Runa memulainya dengan mengisi bathtub pelan-pelan dengan air hangat yang nyaman untuk anjing, hingga mencapai lutut Anan. Dengan tangan pelan, Runa membasahi bulu Anan mulai dari punggung hingga ekornya, memastikan air tidak langsung menyiram kepala agar Anan tidak kaget. Setelah bulunya lembap seluruhnya, Runa menuangkan sedikit sampo anjing di telapak tangan, lalu menggosoknya perlahan ke seluruh tubuh Anan. Aroma lembut sampo memenuhi ruangan, sementara Runa memijat lembut bagian leher dan punggung, tempat Anan paling suka digaruk. Anan menatapnya dengan mata setengah terpejam, seolah menikmati perhatian itu. Setelah sabun berbuih rata, Runa membilasnya dengan hati-hati sampai tak ada busa tersisa, lalu membungkus Anan dengan handuk tebal, mengusap tubuhnya sampai kering. Ketika Anan menggoyangkan badannya dan memercikkan air ke wajah Runa, ia hanya tertawa kecil, merasa seolah sedang memandikan sahabat lamanya sendiri.
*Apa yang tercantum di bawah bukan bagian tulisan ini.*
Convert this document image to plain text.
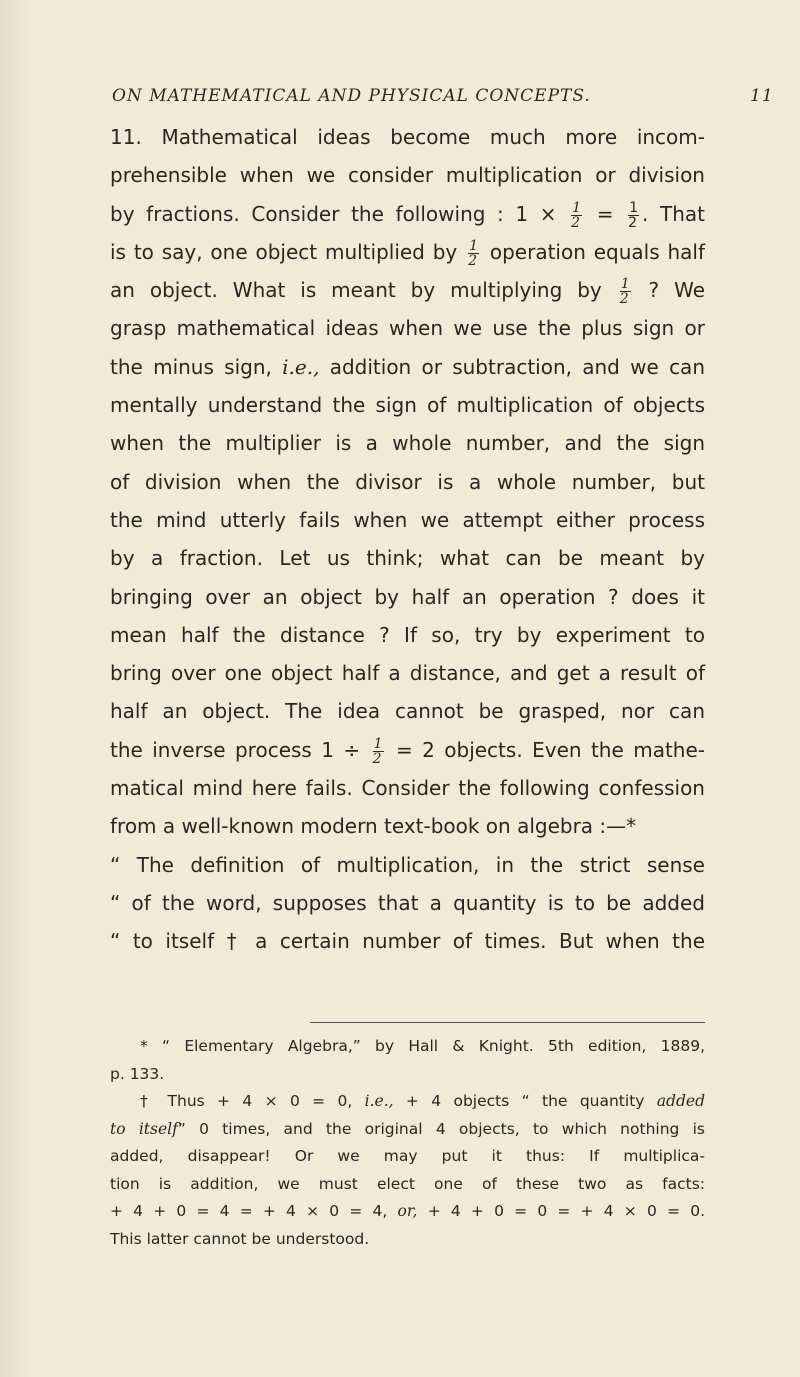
ON MATHEMATICAL AND PHYSICAL CONCEPTS.	11
11. Mathematical ideas become much more incom-
prehensible when we consider multiplication or division
by fractions. Consider the following : $1 \times \frac{1}{2} = \frac{1}{2}$ . That
is to say, one object multiplied by $\frac{1}{2}$ operation equals half
an object. What is meant by multiplying by $\frac{1}{2}$ ? We
grasp mathematical ideas when we use the plus sign or
the minus sign, i.e., addition or subtraction, and we can
mentally understand the sign of multiplication of objects
when the multiplier is a whole number, and the sign
of division when the divisor is a whole number, but
the mind utterly fails when we attempt either process
by a fraction. Let us think; what can be meant by
bringing over an object by half an operation ? does it
mean half the distance ? If so, try by experiment to
bring over one object half a distance, and get a result of
half an object. The idea cannot be grasped, nor can
the inverse process $1 \div \frac{1}{2} = 2$ objects. Even the mathe-
matical mind here fails. Consider the following confession
from a well-known modern text-book on algebra :—*
“ The definition of multiplication, in the strict sense
“ of the word, supposes that a quantity is to be added
“ to itself † a certain number of times. But when the
* “ Elementary Algebra,” by Hall & Knight. 5th edition, 1889,
p. 133.
† Thus + 4 × 0 = 0, i.e., + 4 objects “ the quantity added
to itself” 0 times, and the original 4 objects, to which nothing is
added, disappear! Or we may put it thus: If multiplica-
tion is addition, we must elect one of these two as facts:
+ 4 + 0 = 4 = + 4 × 0 = 4, or, + 4 + 0 = 0 = + 4 × 0 = 0.
This latter cannot be understood.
Seminggu berlalu sejak aku pergi study tour. Saat bus yang kutumpangi berhenti di depan rumah, rasanya jantungku berdebar keras. Aku sudah tidak sabar bertemu Anan, anjing lucuku yang pasti sudah menungguku. Aku membuka pintu sambil berseru, “Anan! Aku pulang! Anan!” Tapi tak ada yang datang berlari. Tidak ada suara cakaran di lantai, tidak ada gonggongan kecil menyambutku. Rumah itu terasa sepi.
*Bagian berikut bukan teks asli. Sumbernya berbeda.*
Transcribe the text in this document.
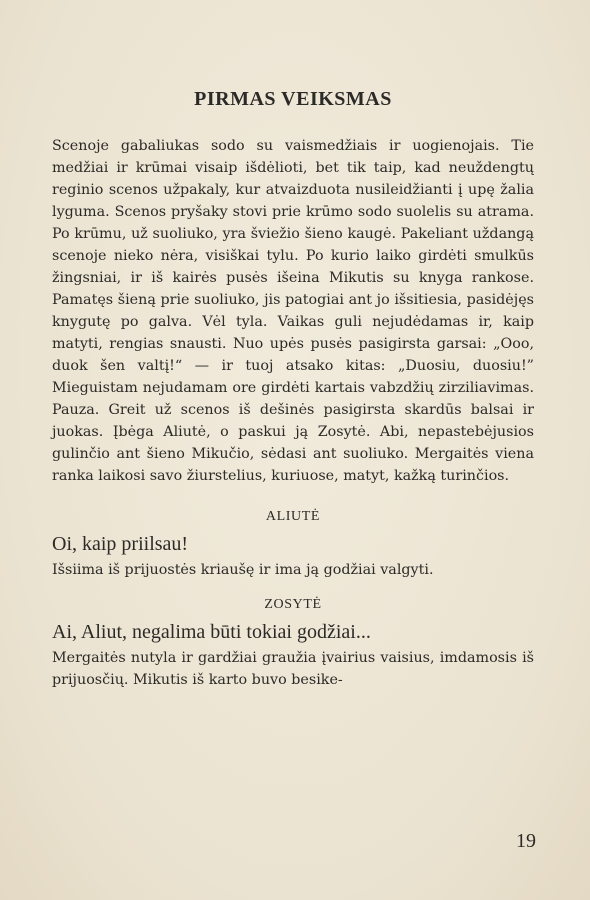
PIRMAS VEIKSMAS

Scenoje gabaliukas sodo su vaismedžiais ir uogienojais. Tie medžiai ir krūmai visaip išdėlioti, bet tik taip, kad neuždengtų reginio scenos užpakaly, kur atvaizduota nusileidžianti į upę žalia lyguma. Scenos pryšaky stovi prie krūmo sodo suolelis su atrama. Po krūmu, už suoliuko, yra šviežio šieno kaugė. Pakeliant uždangą scenoje nieko nėra, visiškai tylu. Po kurio laiko girdėti smulkūs žingsniai, ir iš kairės pusės išeina Mikutis su knyga rankose. Pamatęs šieną prie suoliuko, jis patogiai ant jo išsitiesia, pasidėjęs knygutę po galva. Vėl tyla. Vaikas guli nejudėdamas ir, kaip matyti, rengias snausti. Nuo upės pusės pasigirsta garsai: „Ooo, duok šen valtį!“ — ir tuoj atsako kitas: „Duosiu, duosiu!” Mieguistam nejudamam ore girdėti kartais vabzdžių zirziliavimas. Pauza. Greit už scenos iš dešinės pasigirsta skardūs balsai ir juokas. Įbėga Aliutė, o paskui ją Zosytė. Abi, nepastebėjusios gulinčio ant šieno Mikučio, sėdasi ant suoliuko. Mergaitės viena ranka laikosi savo žiurstelius, kuriuose, matyt, kažką turinčios.

ALIUTĖ

Oi, kaip priilsau!

Išsiima iš prijuostės kriaušę ir ima ją godžiai valgyti.

ZOSYTĖ

Ai, Aliut, negalima būti tokiai godžiai...

Mergaitės nutyla ir gardžiai graužia įvairius vaisius, imdamosis iš prijuosčių. Mikutis iš karto buvo besike-

19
Aku memanggilnya lagi, lebih pelan. “Anan?” Tapi tetap tidak ada jawaban. Perasaan aneh mulai muncul di dada. Aku berkeliling ke setiap ruangan, ke taman belakang, bahkan memeriksa di bawah meja, namun tak ada tanda-tanda keberadaannya. Tak lama kemudian, suara motor berhenti di depan rumah. Aku bergegas membuka pintu, dan di sana berdiri Runa sambil membawa kantong besar berisi makanan anjing. “Oh, Ray! Kamu udah-” ucapnya, tapi langsung terhenti melihat wajahku yang panik.
“Runa… Anan di mana?” tanyaku cepat.
“Hah? Dia di rumah! Aku cuma keluar sebentar beli makanan, kupikir kamu udah mau sampai, jadi-”
“Dia nggak ada!” potongku.
Runa langsung meletakkan belanjaannya dan ikut mencariku ke seluruh rumah, namun hasilnya tetap nihil. Kami saling berpandangan, wajahnya mulai pucat. “Ray… coba kita lihat CCTV.” Kami menatap layar monitor dengan tegang. Di sana terlihat seekor kupu-kupu biru masuk lewat jendela, dan Anan, dengan rasa ingin tahunya yang besar, meloncat keluar untuk mengejarnya. Aku terdiam lama. “Dia keluar… sendirian.”
Tanpa berpikir panjang, aku meraih jaket. “Kita harus cari dia sekarang!” Kami berdua naik motor, menyusuri jalan-jalan sekitar rumah sambil terus memanggil namanya. “Anan! Anan, kamu di mana?!” Suaraku serak, tapi tak ada jawaban. Kami mencari hingga matahari terbenam, menelusuri taman, gang, dan pasar kecil. Saat langit mulai gelap, aku berhenti di pinggir jalan, napasku berat. “Dia pasti takut sendirian,” ucapku pelan. Runa menepuk pundakku dengan lembut. “Kita istirahat dulu malam ini, Ray. Besok pagi kita pasang poster dan tanya orang-orang, ya?” Aku menunduk, lalu mengangguk pelan. “Iya…”
Malam itu rumah terasa jauh lebih sunyi dari biasanya. Tak ada suara langkah kecil, tak ada hembusan napas di dekat tempat tidur. Aku duduk menatap kasur, memegang kalung kecil milik Anan yang biasa kupakaikan di lehernya. “Kamu pasti bisa pulang, kan, Anan?”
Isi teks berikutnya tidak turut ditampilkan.